GMNI Maluku Tenggara juga menegaskan bahwa penolakan terhadap wacana tersebut datang dari mayoritas rakyat. Hal itu, menurut Ari, diperkuat oleh hasil survei Lingkaran Survei Indonesia (LSI) yang mencatat sebanyak 66,1 persen responden menolak pilkada melalui DPRD. Sementara hanya 28,6 persen responden yang menyatakan setuju atau sangat setuju.
GMNI menilai, wacana ini tidak berpijak pada kehendak rakyat secara menyeluruh, melainkan berpotensi menjadi ruang transaksi politik segelintir elite. Kondisi tersebut dikhawatirkan akan berdampak buruk terhadap kualitas demokrasi dan tata kelola pemerintahan daerah.
“Dalih efisiensi dan manajemen tidak bisa dijadikan alasan untuk merampas hak rakyat.
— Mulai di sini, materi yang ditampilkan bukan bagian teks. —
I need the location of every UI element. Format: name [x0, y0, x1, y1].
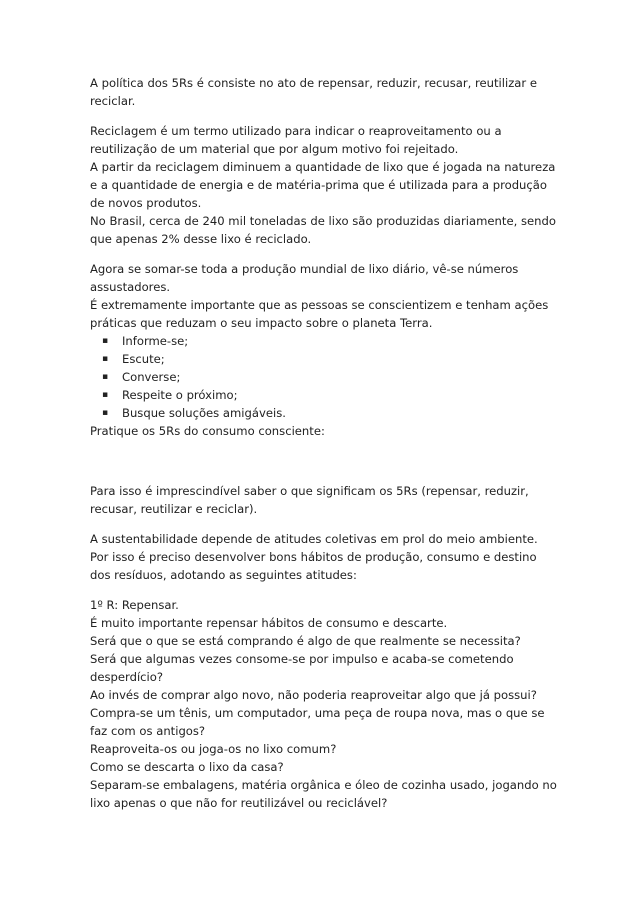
paragraph-sustentabilidade [90, 530, 560, 584]
text-line: Ao invés de comprar algo novo, não poderia reaproveitar algo que já possui? [90, 688, 537, 702]
text-line: Pratique os 5Rs do consumo consciente: [90, 424, 325, 438]
text-line: recusar, reutilizar e reciclar). [90, 502, 258, 516]
text-line: Será que o que se está comprando é algo de que realmente se necessita? [90, 634, 521, 648]
text-line: e a quantidade de energia e de matéria-prima que é utilizada para a produção [90, 178, 547, 192]
square-bullet-icon: ▪ [102, 336, 109, 346]
paragraph-significado-5rs [90, 482, 560, 518]
text-line: práticas que reduzam o seu impacto sobre o planeta Terra. [90, 316, 433, 330]
list-item [102, 332, 560, 350]
document-page [90, 74, 560, 824]
text-line: Reaproveita-os ou joga-os no lixo comum? [90, 742, 337, 756]
text-line: faz com os antigos? [90, 724, 206, 738]
text-line: 1º R: Repensar. [90, 598, 179, 612]
text-line: É muito importante repensar hábitos de consumo e descarte. [90, 616, 448, 630]
text-line: Compra-se um tênis, um computador, uma peça de roupa nova, mas o que se [90, 706, 545, 720]
text-line: que apenas 2% desse lixo é reciclado. [90, 232, 312, 246]
text-line: reciclar. [90, 94, 136, 108]
list-item-text: Busque soluções amigáveis. [122, 406, 286, 420]
square-bullet-icon: ▪ [102, 372, 109, 382]
paragraph-reciclagem [90, 122, 560, 248]
text-line: No Brasil, cerca de 240 mil toneladas de lixo são produzidas diariamente, sendo [90, 214, 556, 228]
text-line: A partir da reciclagem diminuem a quantidade de lixo que é jogada na natureza [90, 160, 556, 174]
list-item [102, 368, 560, 386]
paragraph-producao-mundial [90, 260, 560, 440]
paragraph-repensar [90, 596, 560, 812]
text-line: A sustentabilidade depende de atitudes coletivas em prol do meio ambiente. [90, 532, 538, 546]
text-line: A política dos 5Rs é consiste no ato de repensar, reduzir, recusar, reutilizar e [90, 76, 537, 90]
square-bullet-icon: ▪ [102, 354, 109, 364]
list-item-text: Escute; [122, 352, 165, 366]
attitudes-bullet-list [90, 332, 560, 422]
text-line: Separam-se embalagens, matéria orgânica e óleo de cozinha usado, jogando no [90, 778, 557, 792]
text-line: lixo apenas o que não for reutilizável ou reciclável? [90, 796, 388, 810]
text-line: dos resíduos, adotando as seguintes atitudes: [90, 568, 357, 582]
list-item-text: Respeite o próximo; [122, 388, 238, 402]
text-line: Agora se somar-se toda a produção mundial de lixo diário, vê-se números [90, 262, 519, 276]
square-bullet-icon: ▪ [102, 390, 109, 400]
blank-spacer [90, 452, 560, 482]
text-line: assustadores. [90, 280, 171, 294]
list-item [102, 386, 560, 404]
text-line: É extremamente importante que as pessoas se conscientizem e tenham ações [90, 298, 549, 312]
list-item-text: Informe-se; [122, 334, 189, 348]
text-line: Será que algumas vezes consome-se por impulso e acaba-se cometendo [90, 652, 514, 666]
text-line: reutilização de um material que por algum motivo foi rejeitado. [90, 142, 459, 156]
paragraph-5rs-intro [90, 74, 560, 110]
text-line: de novos produtos. [90, 196, 202, 210]
text-line: Como se descarta o lixo da casa? [90, 760, 284, 774]
list-item [102, 404, 560, 422]
text-line: Para isso é imprescindível saber o que significam os 5Rs (repensar, reduzir, [90, 484, 529, 498]
list-item-text: Converse; [122, 370, 181, 384]
text-line: Reciclagem é um termo utilizado para indicar o reaproveitamento ou a [90, 124, 502, 138]
list-item [102, 350, 560, 368]
text-line: desperdício? [90, 670, 164, 684]
text-line: Por isso é preciso desenvolver bons hábitos de produção, consumo e destino [90, 550, 537, 564]
square-bullet-icon: ▪ [102, 408, 109, 418]
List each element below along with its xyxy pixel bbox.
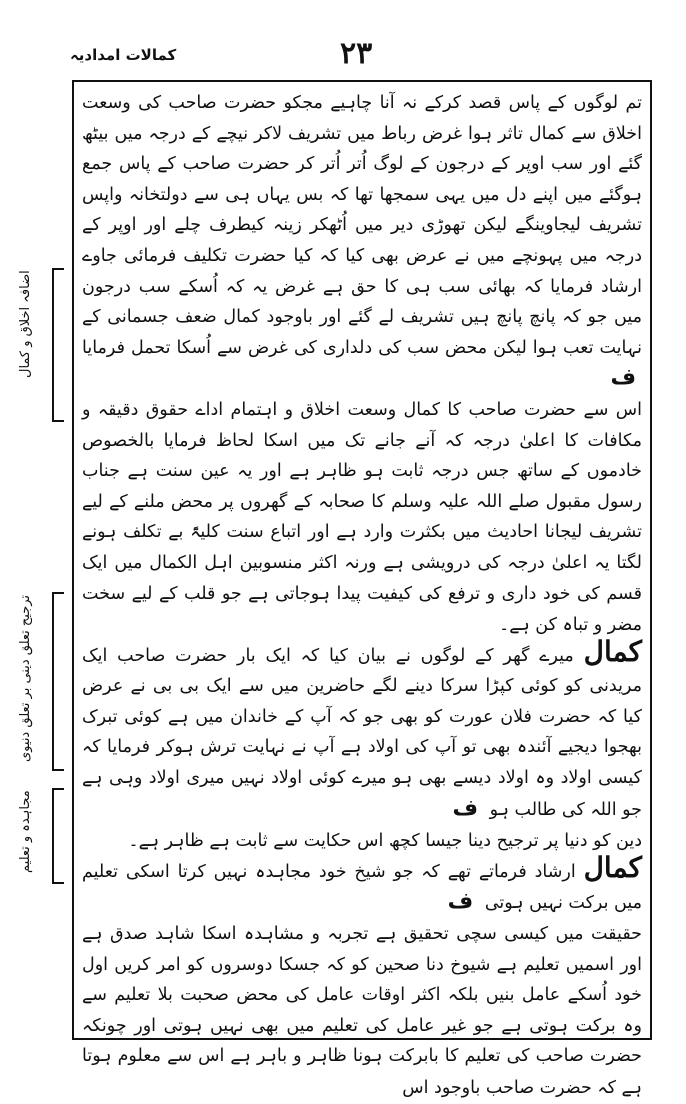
paragraph: [82, 919, 642, 1104]
paragraph-end-mark: ف: [610, 365, 636, 391]
paragraph: [82, 395, 642, 641]
paragraph-text: اس سے حضرت صاحب کا کمال وسعت اخلاق و اہتمام اداے حقوق دقیقہ و مکافات کا اعلیٰ درجہ کہ آنے جانے تک میں اسکا لحاظ فرمایا بالخصوص خادموں کے ساتھ جس درجہ ثابت ہو ظاہر ہے اور یہ عین سنت ہے جناب رسول مقبول صلے اللہ علیہ وسلم کا صحابہ کے گھروں پر محض ملنے کے لیے تشریف لیجانا احادیث میں بکثرت وارد ہے اور اتباع سنت کلیۃً بے تکلف ہونے لگتا یہ اعلیٰ درجہ کی درویشی ہے ورنہ اکثر منسوبین اہل الکمال میں ایک قسم کی خود داری و ترفع کی کیفیت پیدا ہوجاتی ہے جو قلب کے لیے سخت مضر و تباہ کن ہے۔: [82, 399, 642, 636]
margin-note: اضافہ اخلاق و کمال: [18, 270, 33, 378]
body-text: [82, 88, 642, 1098]
margin-note: مجاہدہ و تعلیم: [18, 790, 33, 873]
paragraph-end-mark: ف: [447, 889, 474, 915]
paragraph-text: دین کو دنیا پر ترجیح دینا جیسا کچھ اس حکایت سے ثابت ہے ظاہر ہے۔: [128, 831, 642, 852]
paragraph: [82, 634, 642, 826]
paragraph-text: میرے گھر کے لوگوں نے بیان کیا کہ ایک بار حضرت صاحب ایک مریدنی کو کوئی کپڑا سرکا دینے لگے حاضرین میں سے ایک بی بی نے عرض کیا کہ حضرت فلان عورت کو بھی جو کہ آپ کے خاندان میں ہے کوئی تبرک بھجوا دیجیے آئندہ بھی تو آپ کی اولاد ہے آپ نے نہایت ترش ہوکر فرمایا کہ کیسی اولاد وہ اولاد دیسے بھی ہو میرے کوئی اولاد نہیں میری اولاد وہی ہے جو اللہ کی طالب ہو: [82, 645, 642, 820]
paragraph-lead-word: کمال: [583, 634, 642, 668]
paragraph-text: تم لوگوں کے پاس قصد کرکے نہ آنا چاہیے مجکو حضرت صاحب کی وسعت اخلاق سے کمال تاثر ہوا غرض رباط میں تشریف لاکر نیچے کے درجہ میں بیٹھ گئے اور سب اوپر کے درجون کے لوگ اُتر اُتر کر حضرت صاحب کے پاس جمع ہوگئے میں اپنے دل میں یہی سمجھا تھا کہ بس یہاں ہی سے دولتخانہ واپس تشریف لیجاوینگے لیکن تھوڑی دیر میں اُٹھکر زینہ کیطرف چلے اور اوپر کے درجہ میں پہونچے میں نے عرض بھی کیا کہ کیا حضرت تکلیف فرمائی جاوے ارشاد فرمایا کہ بھائی سب ہی کا حق ہے غرض یہ کہ اُسکے سب درجون میں جو کہ پانچ پانچ ہیں تشریف لے گئے اور باوجود کمال ضعف جسمانی کے نہایت تعب ہوا لیکن محض سب کی دلداری کی غرض سے اُسکا تحمل فرمایا: [82, 93, 642, 358]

Jika ini dipaksakan, yang diuntungkan hanyalah elite, sementara rakyat kembali menjadi korban,” ujarnya.
GMNI Maluku Tenggara pun mengajak seluruh elemen masyarakat untuk bersatu menyuarakan penolakan terhadap wacana pilkada melalui DPRD, demi memastikan negara tetap berpihak pada prinsip demokrasi dan kedaulatan rakyat.